15 The decisive criterion for this purpose is the liability arising from the contractual relationships entered into by tax collectors in the course of their activity and their liability for any damage caused to third parties when they are not acting as representatives of the public authority.
16 The reply to the first question must therefore be that Article 4(1) and (4) of the Sixth Directive must be interpreted as meaning that an activity such as that of tax collectors must be regarded as being carried out independently.
Question 2
17 The second question concerns the interpretation of Article 4(5) of the Sixth Directive, the first subparagraph of which provides as follows:
"States, regional and local government authorities and other bodies governed by public law shall not be considered taxable persons in respect of the activities or transactions in which they engage as public authorities, even where they collect dues, fees, contributions or payments in connection with these activities or transactions."
18 As the Court has held on numerous occasions, it is clear from that provision, when examined in the light of the aims of the directive, that two conditions must be fulfilled in order for the exemption to apply: the activities must be carried out by a body governed by public law and they must be carried out by that body acting as a public authority (judgments in Case 107/84 Commission v Germany [1985] ECR 2655, paragraph 11; Case 235/85 Commission v Netherlands, cited above, paragraph 21; Joined Cases 231/87 and 129/88 Comune de Carpaneto Piacentino and Others [1989] ECR 3233, paragraph 12).

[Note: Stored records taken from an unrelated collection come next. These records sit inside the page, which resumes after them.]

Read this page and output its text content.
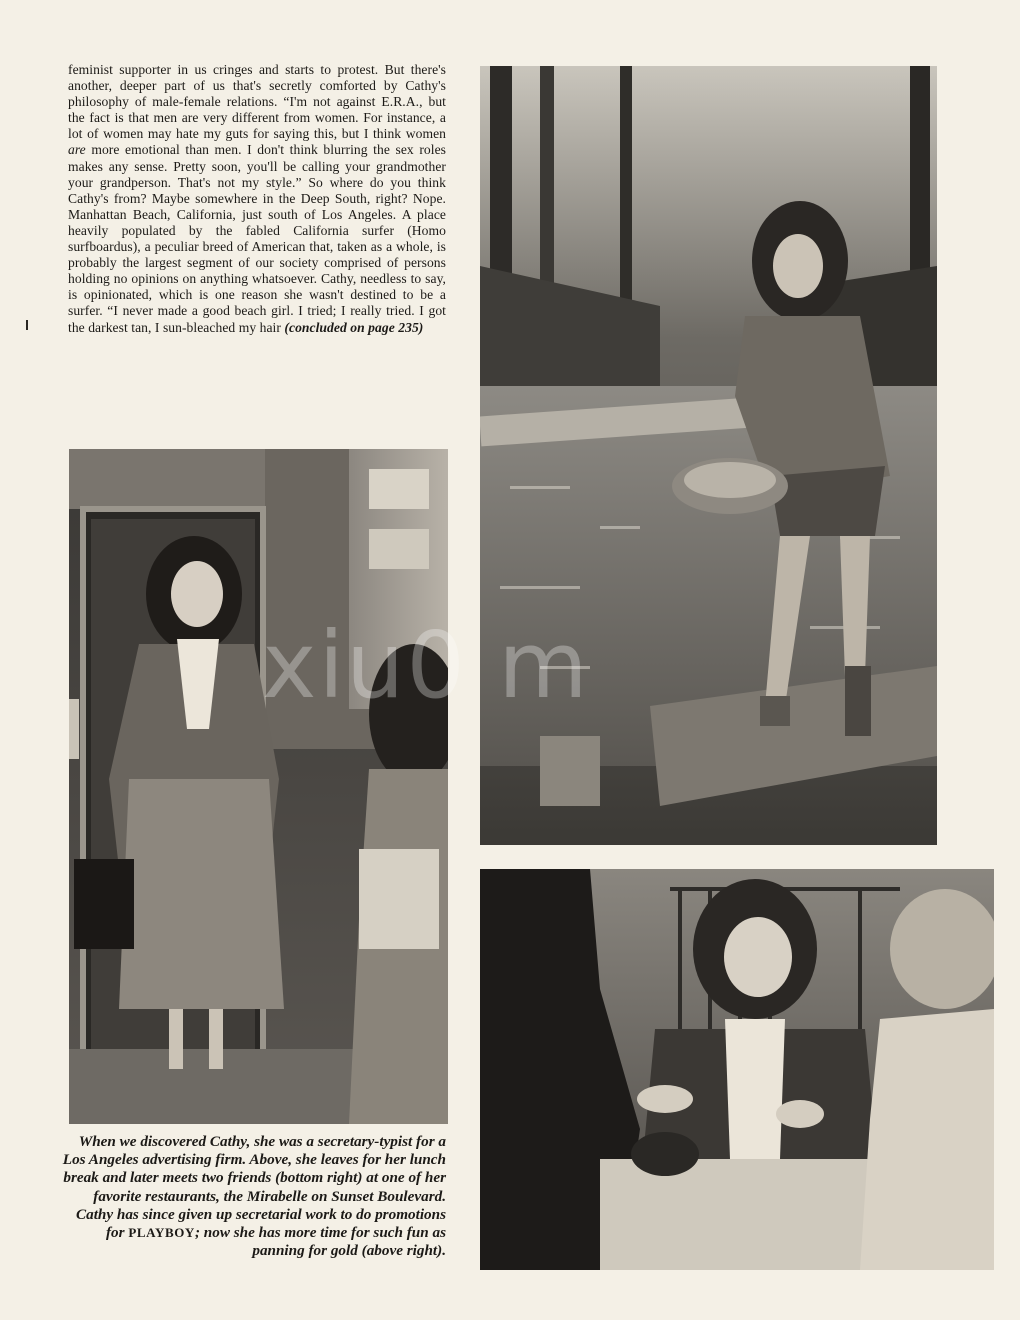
feminist supporter in us cringes and starts to protest. But there's another, deeper part of us that's secretly comforted by Cathy's philosophy of male-female relations. “I'm not against E.R.A., but the fact is that men are very different from women. For instance, a lot of women may hate my guts for saying this, but I think women are more emotional than men. I don't think blurring the sex roles makes any sense. Pretty soon, you'll be calling your grandmother your grandperson. That's not my style.” So where do you think Cathy's from? Maybe somewhere in the Deep South, right? Nope. Manhattan Beach, California, just south of Los Angeles. A place heavily populated by the fabled California surfer (Homo surfboardus), a peculiar breed of American that, taken as a whole, is probably the largest segment of our society comprised of persons holding no opinions on anything whatsoever. Cathy, needless to say, is opinionated, which is one reason she wasn't destined to be a surfer. “I never made a good beach girl. I tried; I really tried. I got the darkest tan, I sun-bleached my hair (concluded on page 235)

When we discovered Cathy, she was a secretary-typist for a Los Angeles advertising firm. Above, she leaves for her lunch break and later meets two friends (bottom right) at one of her favorite restaurants, the Mirabelle on Sunset Boulevard. Cathy has since given up secretarial work to do promotions for PLAYBOY; now she has more time for such fun as panning for gold (above right).
xiu0 m
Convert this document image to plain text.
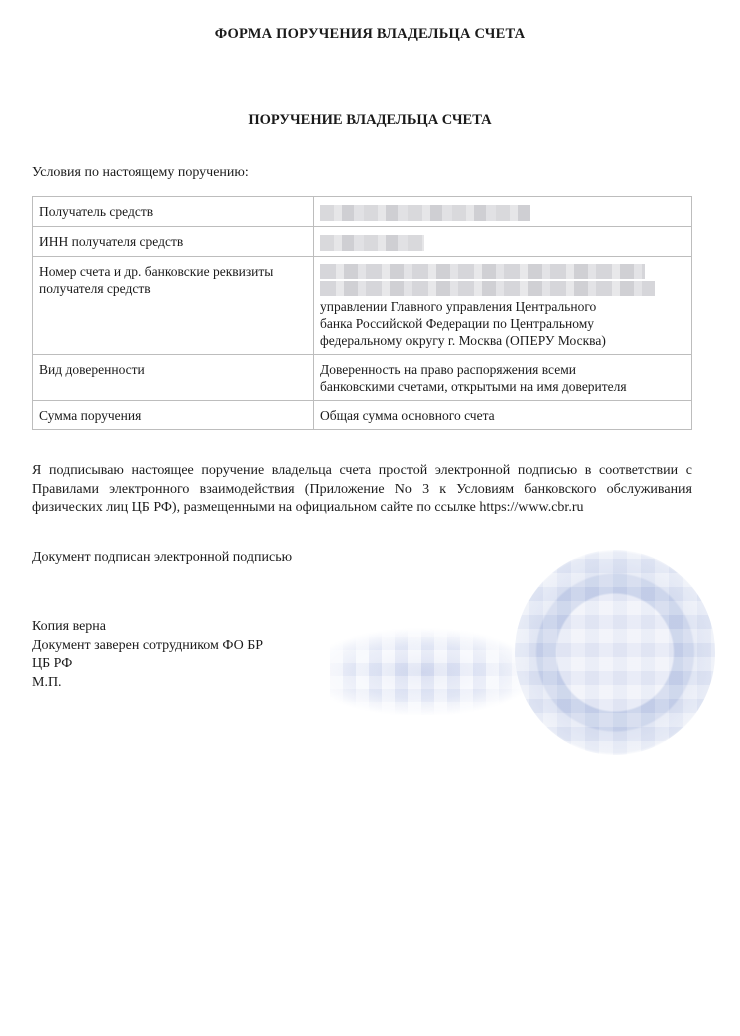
ФОРМА ПОРУЧЕНИЯ ВЛАДЕЛЬЦА СЧЕТА
ПОРУЧЕНИЕ ВЛАДЕЛЬЦА СЧЕТА
Условия по настоящему поручению:
Получатель средств	
ИНН получателя средств	
Номер счета и др. банковские реквизиты получателя средств	управлении Главного управления Центрального
банка Российской Федерации по Центральному
федеральному округу г. Москва (ОПЕРУ Москва)

Вид доверенности	Доверенность на право распоряжения всеми
банковскими счетами, открытыми на имя доверителя

Сумма поручения	Общая сумма основного счета
Я подписываю настоящее поручение владельца счета простой электронной подписью в соответствии с Правилами электронного взаимодействия (Приложение No 3 к Условиям банковского обслуживания физических лиц ЦБ РФ), размещенными на официальном сайте по ссылке https://www.cbr.ru
Документ подписан электронной подписью
Копия верна
Документ заверен сотрудником ФО БР
ЦБ РФ
М.П.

19 With regard to the first of those two conditions, the Court has already held in its judgment in Commission v Netherlands (at paragraph 21) that an activity carried on by a private individual is not excluded from the scope of VAT merely because it consists in the performance of acts falling within the prerogatives of the public authority.
20 It follows that, if a commune entrusts the activity of collecting taxes to an independent third party, the exclusion from VAT provided for by the abovementioned provision is not applicable.
21 The reply to the second question must therefore be that Article 4(5) of the Sixth Directive must be interpreted as meaning that that provision is not applicable if the activity of a public authority is not engaged in directly but is entrusted to an independent third party.
Costs
22 The costs incurred by the Spanish Government and by the Commission of the European Communities, which have submitted observations to the Court, are not recoverable. As these proceedings are in the nature of a step in the proceedings pending before the national court, the decision on costs is a matter for that court.
On those grounds,
THE COURT (Fifth Chamber),
in answer to the questions submitted to it by the Tribunal Superior de Justicia de Andalucía, by order of 11 June 1990, hereby rules:
1. Article 4(1) and (4) of the Sixth Directive must be interpreted as meaning that an activity such as that of a tax collector must be regarded as being carried out independently.
2. Article 4(5) of the Sixth Directive must be interpreted as meaning that it is not applicable if the activity of a public authority is not exercised directly but is entrusted to an independent third party.